Here the power of disposition is limited to so much of the estate as was necessary for the support of the children, several of whom were, at the date of the will and at the decease of the testator, minors, and some of those helpless.
In my opinion the children of the testator took a vested interest under the will. It was so held iñ a somewhat similar case, in Brown v. Hammond, Johns. (Eng.) Ch. 210, and in Eaton v. Hewitt, 2 Drewry & S. 184; 8 Jur. (N. S.) 1120; and by Sir George Jessel, master of the rolls, in Underhill v. Roden, L. R. 2 Ch. Div. 494 (1876); also in Bates v. Webb, 8 Mass. 458, and Ferson v. Dodge, 23 Pick. 287. The case is in marked contrast with Wooster v. Cooper, 8 Dick. Ch. Rep. 682, and Benz v. Fabian, 9 Dick. Ch. Rep. 615.
This result is not inconsistent with the last sentence of the *334will, which, states that “the omission to give any of my children anything is intentional.” That expression refers, palpably, to giving them anything in prcesenti.

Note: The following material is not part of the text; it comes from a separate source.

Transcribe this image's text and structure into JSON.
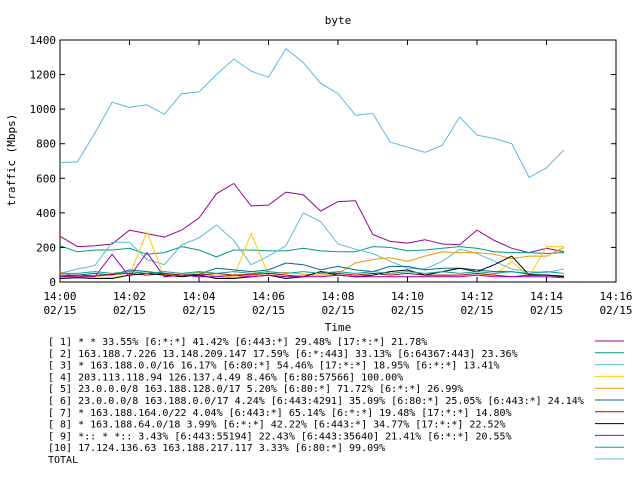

Another question arises, as follows: The holder of the mortgage offered to prove that it was given for necessaries furnished to Eliza, and that he is within the equity of the second clause of the will; and leave was reserved to produce that evidence if, upon consideration, I should be of the opinion that the fact, when established, would give validity to the mortgage. But I am unable to take that view. As before remarked, the power of disposition was given to the widow and Sweeting Miles, as executrix and executor, and no authority was cited to me for the position that a mortgage executed by the widow alone to secure necessaries would be within that clause. Moreover, it was recently held by the court of errors and appeals, in Rutherford v. Sanntrock, 15 Dick. Ch. Rep. 471, that a power to “dispose” does not include a power to mortgage.
I will advise a decree in accordance with these views.